Postby Naivetry » Wed May 13, 2009 8:43 pm

First, I don't know if I have this right from having started the thread, but I would like to ask everyone - especially the Gameplay folks, because I know you - to calm down. This, my friends, was supposed to be diplomacy, and it is not helped by attacking those who do not understand.

Dai, let me be honest. Your first response made me wonder if you had read the OP all the way through, or if I had just written it in a way that doesn't make sense to people who only play on the official forums - which is why I asked what about the OP didn't make sense.

I have not seen an effort from the majority of players on the official forums to understand what they criticize when they criticize our world. This was my attempt, plain and simple, to explain how our game works. "Gameplay" is not "griefing." It is a complex, varied, fascinating world, full of people who are fighting for justice (defenders) as well as people who are playing for the fun of a temporary conquest (raiders) and then and only then the people who are playing to ruin other people's fun - the griefers. And we, the majority of Gameplayers, dislike the griefers as much as you do.

This was not an attempt to recruit people to play our style of game. We are perfectly happy to leave you alone to play your game, and if that consists of sitting in a password-protected, Founded region, that is absolutely okay with us. You're not playing our game by sitting in that region. Nor would anyone else be playing our game, if they also chose to sit in a password-protected, Founded region. They would be opting out, just as we opt out of the culture of these official forums.

Please understand - no one opts into being raided - not raiders, not defenders, and certainly not griefers. Everyone who has the choice obviously opts out of being attacked by making sure they have an active Founder, so that they can act from a position of true strength and safety. A certain level of existential security is the only foundation for trust and for community, which is what our side of the game is all about.

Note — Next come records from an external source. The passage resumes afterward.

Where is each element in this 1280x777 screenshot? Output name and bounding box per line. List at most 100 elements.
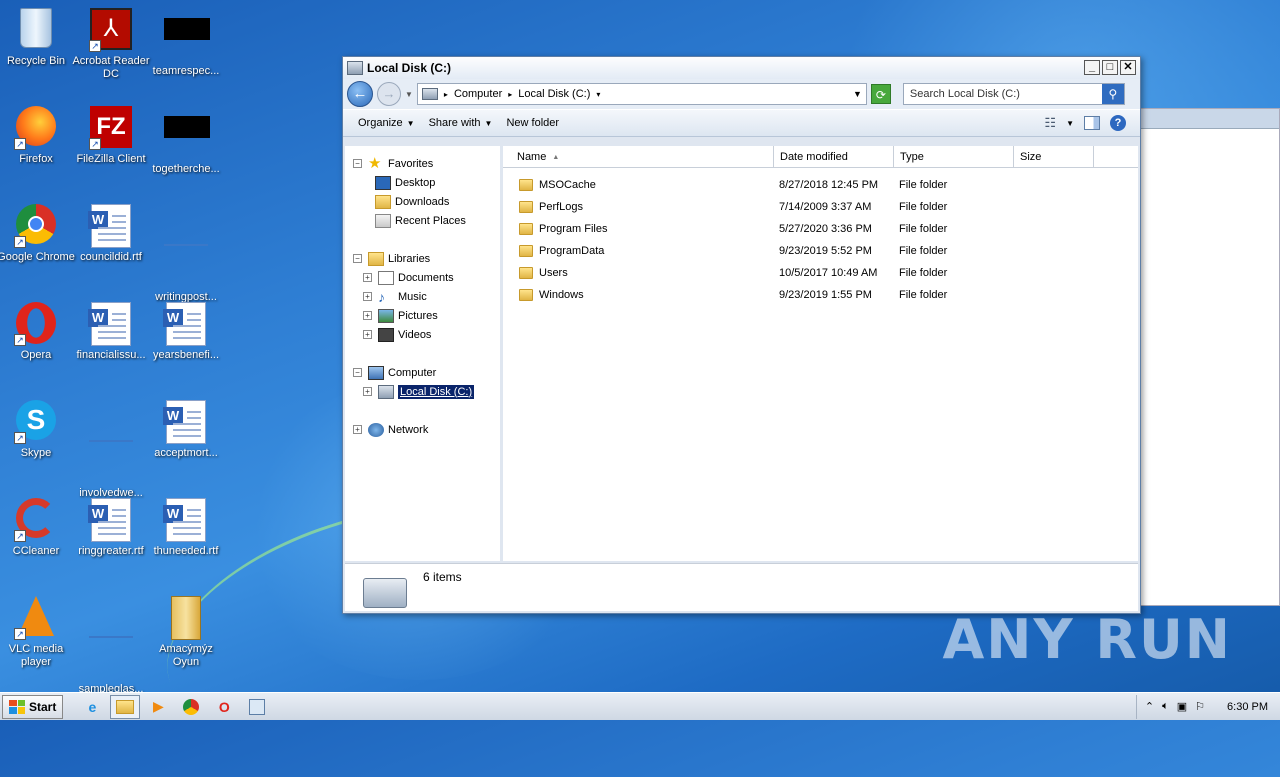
back-button[interactable]: ← [347,81,373,107]
preview-pane-icon[interactable] [1084,116,1100,130]
tree-item-libraries[interactable]: − Libraries [345,249,500,268]
desktop-icon-togetherche[interactable]: togetherche... [147,106,225,176]
forward-button[interactable]: → [377,82,401,106]
taskbar-media-player[interactable]: ▶ [143,695,173,719]
desktop-icon-sampleglas[interactable]: sampleglas... [72,596,150,696]
breadcrumb-computer[interactable]: Computer [454,88,502,100]
desktop-icon-ccleaner[interactable]: ↗ CCleaner [0,498,75,558]
expand-toggle-icon[interactable]: + [363,311,372,320]
help-icon[interactable]: ? [1110,115,1126,131]
column-header-date[interactable]: Date modified [774,146,894,168]
file-row[interactable]: ProgramData 9/23/2019 5:52 PM File folde… [503,240,1138,262]
expand-toggle-icon[interactable]: + [363,292,372,301]
volume-icon[interactable]: 🔈︎ [1162,700,1169,713]
tree-item-music[interactable]: + ♪ Music [345,287,500,306]
pictures-icon [378,308,394,323]
recent-pages-dropdown-icon[interactable]: ▼ [405,90,413,99]
tree-item-favorites[interactable]: − ★ Favorites [345,154,500,173]
tree-item-downloads[interactable]: Downloads [345,192,500,211]
desktop-icon-vlc[interactable]: ↗ VLC media player [0,596,75,669]
desktop-icon-ringgreater[interactable]: W ringgreater.rtf [72,498,150,558]
breadcrumb-local-disk[interactable]: Local Disk (C:) [518,88,590,100]
organize-button[interactable]: Organize ▼ [351,117,422,129]
desktop-icon-firefox[interactable]: ↗ Firefox [0,106,75,166]
refresh-button[interactable]: ⟳ [870,84,891,104]
column-header-size[interactable]: Size [1014,146,1094,168]
search-placeholder: Search Local Disk (C:) [909,88,1020,100]
blank-file-icon [89,440,133,484]
action-center-flag-icon[interactable]: ⚐ [1195,700,1205,713]
videos-icon [378,327,394,342]
new-folder-button[interactable]: New folder [499,117,566,129]
close-button[interactable]: ✕ [1120,60,1136,75]
share-with-button[interactable]: Share with ▼ [422,117,500,129]
command-bar: Organize ▼ Share with ▼ New folder ☷ ▼ ? [343,109,1140,137]
desktop-icon-councildid[interactable]: W councildid.rtf [72,204,150,264]
address-dropdown-icon[interactable]: ▼ [853,89,862,99]
file-row[interactable]: Program Files 5/27/2020 3:36 PM File fol… [503,218,1138,240]
file-row[interactable]: Windows 9/23/2019 1:55 PM File folder [503,284,1138,306]
media-player-icon: ▶ [152,698,164,714]
tree-item-documents[interactable]: + Documents [345,268,500,287]
expand-toggle-icon[interactable]: + [363,330,372,339]
column-header-name[interactable]: Name ▲ [503,146,774,168]
desktop-icon-involvedwe[interactable]: involvedwe... [72,400,150,500]
breadcrumb-arrow-icon[interactable]: ▸ [508,90,512,99]
folder-icon [519,223,533,235]
tree-item-videos[interactable]: + Videos [345,325,500,344]
tree-item-recent-places[interactable]: Recent Places [345,211,500,230]
tree-item-pictures[interactable]: + Pictures [345,306,500,325]
view-options-icon[interactable]: ☷ [1044,115,1056,131]
tree-item-desktop[interactable]: Desktop [345,173,500,192]
expand-toggle-icon[interactable]: + [363,387,372,396]
column-header-type[interactable]: Type [894,146,1014,168]
desktop-icon-yearsbenefi[interactable]: W yearsbenefi... [147,302,225,362]
file-row[interactable]: MSOCache 8/27/2018 12:45 PM File folder [503,174,1138,196]
breadcrumb-arrow-icon[interactable]: ▸ [444,90,448,99]
tree-item-network[interactable]: + Network [345,420,500,439]
background-window[interactable] [1140,108,1280,606]
file-list[interactable]: Name ▲ Date modified Type Size MSOCache 8… [503,146,1138,561]
taskbar-notepad[interactable] [242,695,272,719]
desktop-icon [375,175,391,190]
tree-item-local-disk[interactable]: + Local Disk (C:) [345,382,498,401]
search-input[interactable]: Search Local Disk (C:) ⚲ [902,83,1125,105]
file-row[interactable]: Users 10/5/2017 10:49 AM File folder [503,262,1138,284]
expand-toggle-icon[interactable]: + [363,273,372,282]
file-row[interactable]: PerfLogs 7/14/2009 3:37 AM File folder [503,196,1138,218]
collapse-toggle-icon[interactable]: − [353,368,362,377]
maximize-button[interactable]: □ [1102,60,1118,75]
desktop-icon-financialissu[interactable]: W financialissu... [72,302,150,362]
desktop-icon-thuneeded[interactable]: W thuneeded.rtf [147,498,225,558]
window-titlebar[interactable]: Local Disk (C:) _ □ ✕ [343,57,1140,79]
desktop-icon-chrome[interactable]: ↗ Google Chrome [0,204,75,264]
desktop-icon-acceptmort[interactable]: W acceptmort... [147,400,225,460]
chevron-down-icon[interactable]: ▼ [1066,119,1074,128]
desktop-icon-filezilla[interactable]: FZ ↗ FileZilla Client [72,106,150,166]
chevron-down-icon: ▼ [484,118,493,128]
collapse-toggle-icon[interactable]: − [353,254,362,263]
desktop-icon-opera[interactable]: ↗ Opera [0,302,75,362]
clock[interactable]: 6:30 PM [1227,701,1268,713]
minimize-button[interactable]: _ [1084,60,1100,75]
search-icon[interactable]: ⚲ [1101,84,1124,104]
address-box[interactable]: ▸ Computer ▸ Local Disk (C:) ▾ ▼ [416,83,867,105]
taskbar-explorer[interactable] [110,694,141,719]
navigation-pane[interactable]: − ★ Favorites Desktop Downloads Recent P… [345,146,503,561]
taskbar-opera[interactable]: O [209,695,239,719]
network-icon[interactable]: ▣ [1177,700,1187,713]
breadcrumb-arrow-icon[interactable]: ▾ [596,90,600,99]
taskbar-internet-explorer[interactable]: e [77,695,107,719]
desktop-icon-recycle-bin[interactable]: Recycle Bin [0,8,75,68]
desktop-icon-acrobat[interactable]: ⅄ ↗ Acrobat Reader DC [72,8,150,81]
start-button[interactable]: Start [2,694,64,719]
desktop-icon-amacimiz-oyun[interactable]: Amacýmýz Oyun [147,596,225,669]
expand-toggle-icon[interactable]: + [353,425,362,434]
desktop-icon-skype[interactable]: S ↗ Skype [0,400,75,460]
collapse-toggle-icon[interactable]: − [353,159,362,168]
tree-item-computer[interactable]: − Computer [345,363,500,382]
desktop-icon-teamrespec[interactable]: teamrespec... [147,8,225,78]
show-hidden-icons-icon[interactable]: ⌃ [1145,700,1154,713]
desktop-icon-writingpost[interactable]: writingpost... [147,204,225,304]
taskbar-chrome[interactable] [176,695,206,719]
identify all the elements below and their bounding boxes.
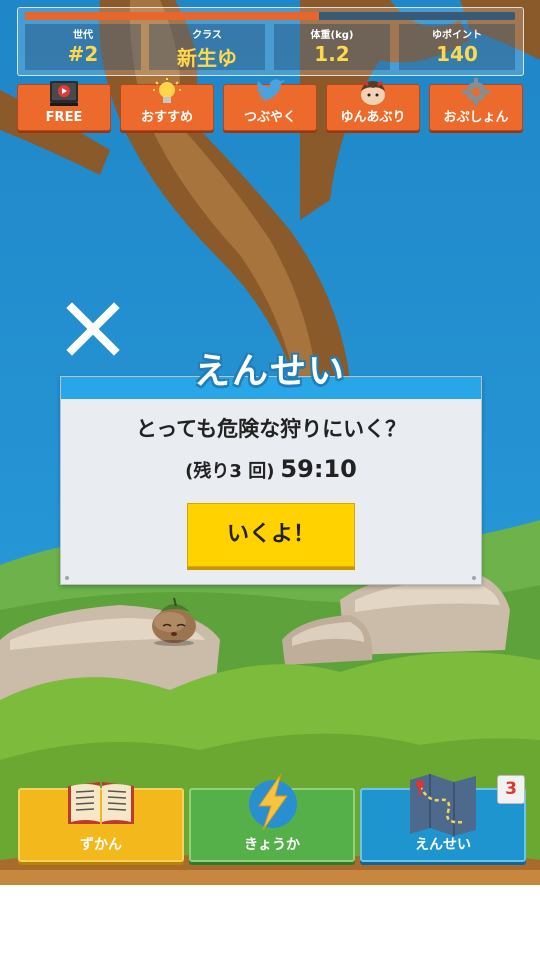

If you don't understand why we play - and it is clear that many here do not, which is why I wrote the OP - you cannot suggest any solution that moves beyond insults or the knee-jerk reaction that we should be obliterated. The heartbreaking thing for me is that people ask for the destruction of the military game - often not even realizing that's what they're doing - without even asking what else they would be destroying in the process. This military aspect is just the ground floor of a political game that has taught me more about state formation and how politics operate in the real world than 3 years of graduate education.

Official forum-residents: Think of how you feel when people suggest, say, reforming General (or II, or NS), when you consider how your criticisms come across to us.

Gameplay: If anyone else from Gameplay posts in this thread suggesting Founders be eliminated or any such nonsense, we need to have a talk in private so I can get you to think that idea through for a moment. It's not good for anyone in the absence of griefing rules. The griefing rules are all that allowed for the growth of civilization in the early days, and those rules are gone now. Eliminating Founders now, without reinstituting rules against griefing, would result in excitement, sure - if your idea of excitement is the bloodbath in which the world as we know it perishes. The only reason being Founderless works for the feeders is that so few groups have the manpower necessary to conquer them.